Let me start with the oddities. The picture is presented in two screen formats, widescreen and "full screen." Sorta. When you go to select one of the two formats, you find two screen icons pictured; clearly one is 2:40:1 and the other is 1.78:1. Clicking on the 1.78:1 screen icon brings up a standard 1.33:1 ratio picture to watch. Then, when you compare the two screen ratios, you find that the genuine widescreen measures about 2.18:1, which is normal, given some degree of overscanning and conversion loss. Then you notice that the standard-screen ratio shows a good deal more top and bottom information than the widescreen does, while it loses at least a third of the screen image left and right. In other words, it appears that the video engineers matted both the widescreen and standard-screen ratios differently from a larger original camera negative that we never see. I watched in widescreen, because I'm guessing that comes closest to what filmgoers might have seen in a theater.
The picture quality, in any case, is rather ordinary, apparently the result of Disney's squeezing both screen formats onto one side of the disc at a relatively high compression rate. Colors are bright enough, but facial tones are often dark, definition is only average, and grain and transfer noise are sometimes more than evident.
The Dolby Digital 5.1 audio fares better than the video. It conveys a realistic sense of presence when needed in rain, thunder, cars, animals, and crowds. The bass is deep, the dynamics are strong, and the surround channels do their appropriate thing with multidirectional efficiency at the appropriate times.
For those interested, there is an audio commentary with director Brian Robbins and producer David Hoberman (in the widescreen version only), but I'm afraid even the director and the producer have a hard time coming up with anything interesting to say about this film. Then, there are four deleted scenes totalling about four minutes; a two-minute bloopers reel; and two "Bark Along" segments, one for dogs and one for humans, which include dog barks and their translations. The latter segments are pretty much as bad as they sound.
Things conclude with twenty scene selections and a chapter insert; Sneak Peeks at other Disney titles at start-up or during the "Fast Play" feature; English, French, and Spanish spoken languages; French and Spanish subtitles; and English captions for the hearing impaired.

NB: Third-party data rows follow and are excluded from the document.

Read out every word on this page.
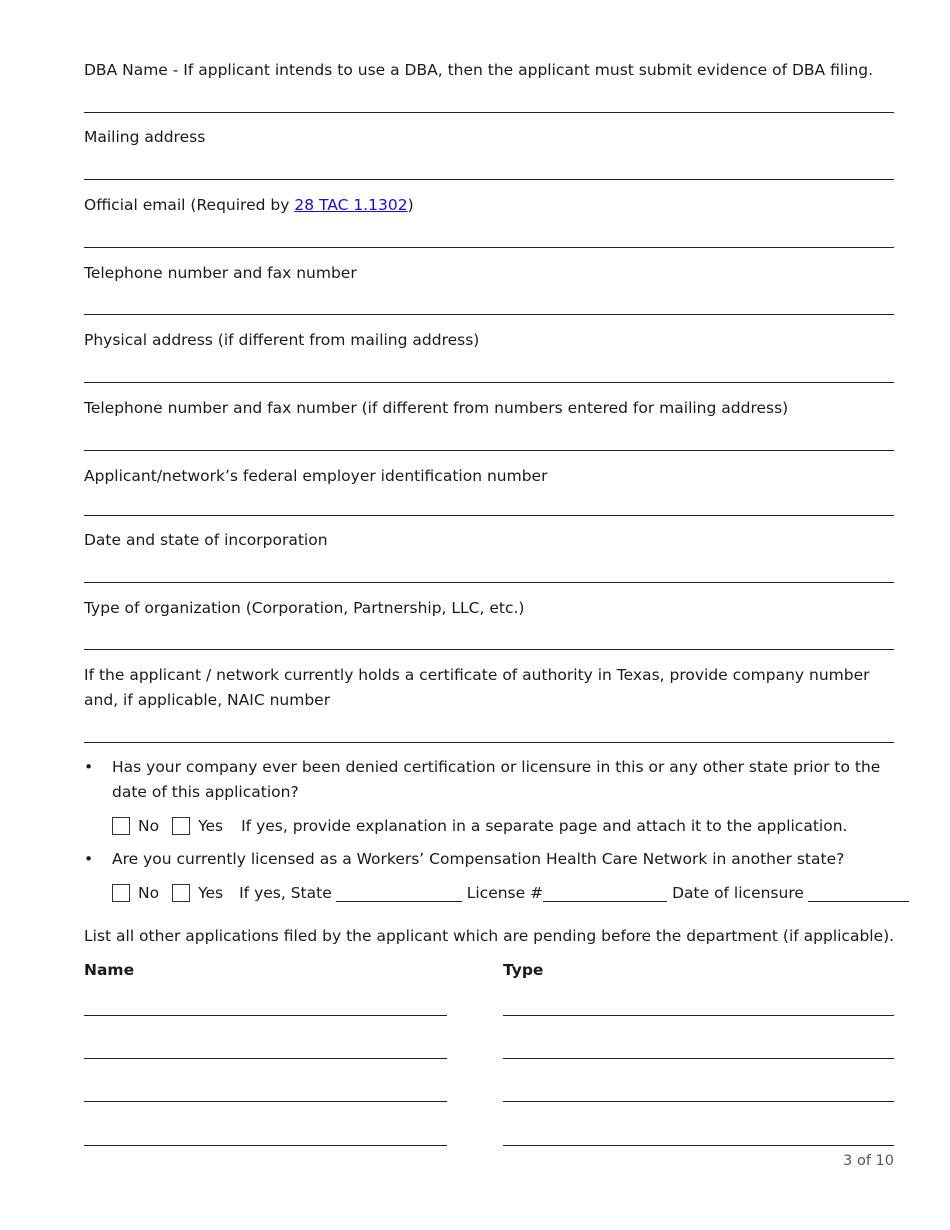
DBA Name - If applicant intends to use a DBA, then the applicant must submit evidence of DBA filing.
Mailing address
Official email (Required by 28 TAC 1.1302)
Telephone number and fax number
Physical address (if different from mailing address)
Telephone number and fax number (if different from numbers entered for mailing address)
Applicant/network’s federal employer identification number
Date and state of incorporation
Type of organization (Corporation, Partnership, LLC, etc.)
If the applicant / network currently holds a certificate of authority in Texas, provide company number and, if applicable, NAIC number
• Has your company ever been denied certification or licensure in this or any other state prior to the date of this application?
No	Yes If yes, provide explanation in a separate page and attach it to the application.
• Are you currently licensed as a Workers’ Compensation Health Care Network in another state?
No	Yes If yes, State	License #	Date of licensure
List all other applications filed by the applicant which are pending before the department (if applicable).
Name	Type
3 of 10
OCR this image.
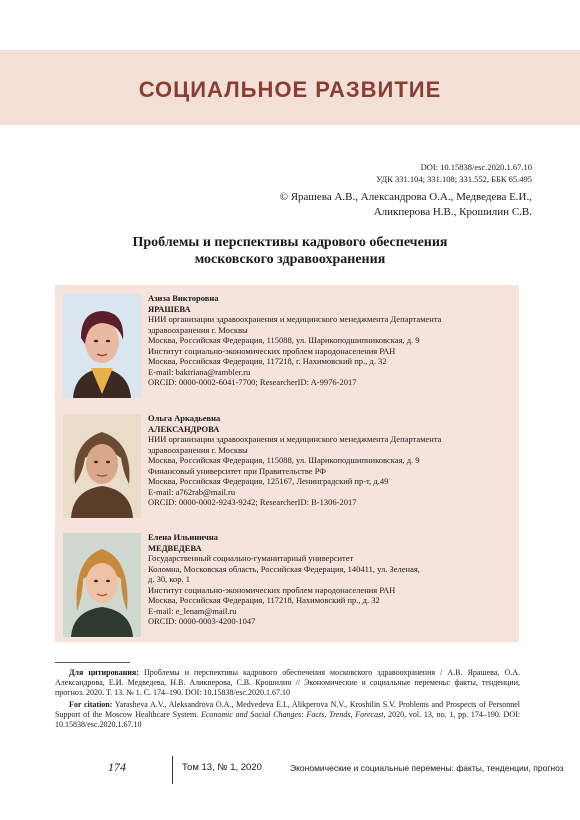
СОЦИАЛЬНОЕ РАЗВИТИЕ
DOI: 10.15838/esc.2020.1.67.10
УДК 331.104; 331.108; 331.552, ББК 65.495
© Ярашева А.В., Александрова О.А., Медведева Е.И.,
Аликперова Н.В., Крошилин С.В.
Проблемы и перспективы кадрового обеспечения
московского здравоохранения
Азиза Викторовна
ЯРАШЕВА
НИИ организации здравоохранения и медицинского менеджмента Департамента
здравоохранения г. Москвы
Москва, Российская Федерация, 115088, ул. Шарикоподшипниковская, д. 9
Институт социально-экономических проблем народонаселения РАН
Москва, Российская Федерация, 117218, г. Нахимовский пр., д. 32
E-mail: baktriana@rambler.ru
ORCID: 0000-0002-6041-7700; ResearcherID: A-9976-2017
Ольга Аркадьевна
АЛЕКСАНДРОВА
НИИ организации здравоохранения и медицинского менеджмента Департамента
здравоохранения г. Москвы
Москва, Российская Федерация, 115088, ул. Шарикоподшипниковская, д. 9
Финансовый университет при Правительстве РФ
Москва, Российская Федерация, 125167, Ленинградский пр-т, д.49
E-mail: a762rab@mail.ru
ORCID: 0000-0002-9243-9242; ResearcherID: B-1306-2017
Елена Ильинична
МЕДВЕДЕВА
Государственный социально-гуманитарный университет
Коломна, Московская область, Российская Федерация, 140411, ул. Зеленая,
д. 30, кор. 1
Институт социально-экономических проблем народонаселения РАН
Москва, Российская Федерация, 117218, Нахимовский пр., д. 32
E-mail: e_lenam@mail.ru
ORCID: 0000-0003-4200-1047
Для цитирования: Проблемы и перспективы кадрового обеспечения московского здравоохранения / А.В. Ярашева, О.А. Александрова, Е.И. Медведева, Н.В. Аликперова, С.В. Крошилин // Экономические и социальные перемены: факты, тенденции, прогноз. 2020. Т. 13. № 1. С. 174–190. DOI: 10.15838/esc.2020.1.67.10
For citation: Yarasheva A.V., Aleksandrova O.A., Medvedeva E.I., Alikperova N.V., Kroshilin S.V. Problems and Prospects of Personnel Support of the Moscow Healthcare System. Economic and Social Changes: Facts, Trends, Forecast, 2020, vol. 13, no. 1, pp. 174–190. DOI: 10.15838/esc.2020.1.67.10
174	Том 13, № 1, 2020	Экономические и социальные перемены: факты, тенденции, прогноз
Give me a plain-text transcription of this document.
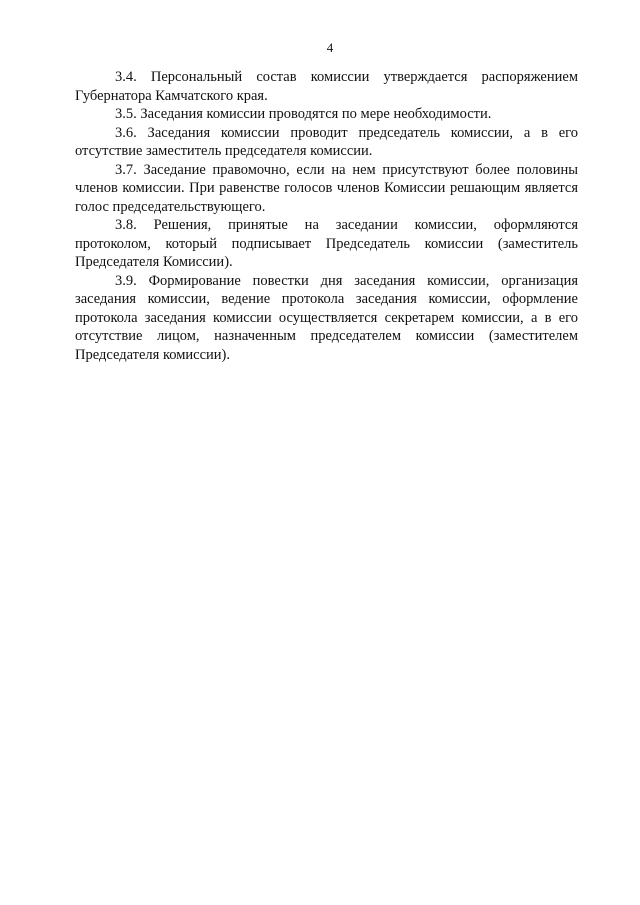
4

3.4. Персональный состав комиссии утверждается распоряжением Губернатора Камчатского края.

3.5. Заседания комиссии проводятся по мере необходимости.

3.6. Заседания комиссии проводит председатель комиссии, а в его отсутствие заместитель председателя комиссии.

3.7. Заседание правомочно, если на нем присутствуют более половины членов комиссии. При равенстве голосов членов Комиссии решающим является голос председательствующего.

3.8. Решения, принятые на заседании комиссии, оформляются протоколом, который подписывает Председатель комиссии (заместитель Председателя Комиссии).

3.9. Формирование повестки дня заседания комиссии, организация заседания комиссии, ведение протокола заседания комиссии, оформление протокола заседания комиссии осуществляется секретарем комиссии, а в его отсутствие лицом, назначенным председателем комиссии (заместителем Председателя комиссии).
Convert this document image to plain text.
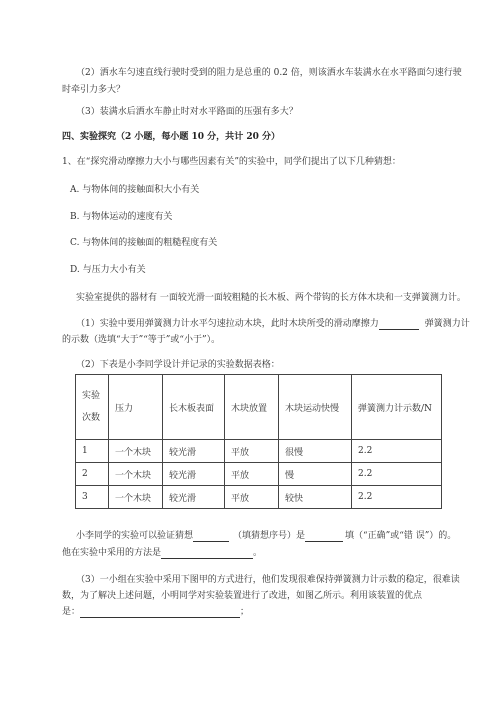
（2）洒水车匀速直线行驶时受到的阻力是总重的 0.2 倍，则该洒水车装满水在水平路面匀速行驶
时牵引力多大？
（3）装满水后洒水车静止时对水平路面的压强有多大？
四、实验探究（2 小题，每小题 10 分，共计 20 分）
1、在“探究滑动摩擦力大小与哪些因素有关”的实验中，同学们提出了以下几种猜想：
A. 与物体间的接触面积大小有关
B. 与物体运动的速度有关
C. 与物体间的接触面的粗糙程度有关
D. 与压力大小有关
实验室提供的器材有 一面较光滑一面较粗糙的长木板、两个带钩的长方体木块和一支弹簧测力计。
（1）实验中要用弹簧测力计水平匀速拉动木块，此时木块所受的滑动摩擦力	弹簧测力计
的示数（选填“大于”“等于”或“小于”）。
（2）下表是小李同学设计并记录的实验数据表格：
实验
次数	压力	长木板表面	木块放置	木块运动快慢	弹簧测力计示数/N
1	一个木块	较光滑	平放	很慢	2.2
2	一个木块	较光滑	平放	慢	2.2
3	一个木块	较光滑	平放	较快	2.2
小李同学的实验可以验证猜想	（填猜想序号）是	填（“正确”或“错 误”）的。
他在实验中采用的方法是	。
（3）一小组在实验中采用下图甲的方式进行，他们发现很难保持弹簧测力计示数的稳定，很难读
数，为了解决上述问题，小明同学对实验装置进行了改进，如图乙所示。利用该装置的优点
是：	；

You notice I went this whole review without once stooping so low as to call the movie a dog. It isn't. It's a shaggy dog. Meaning it's too cute and cuddly to be entirely bad. It just doesn't do anything out of the ordinary. Meaning it is totally a Disney family film from the first minute to the last, with virtually no spark of ingenuity or invention in sight. I swear one of the apes in the film could have written the screenplay, and if it weren't for the performances of Allen and Downey, who are real troupers, there wouldn't even be a movie to talk about.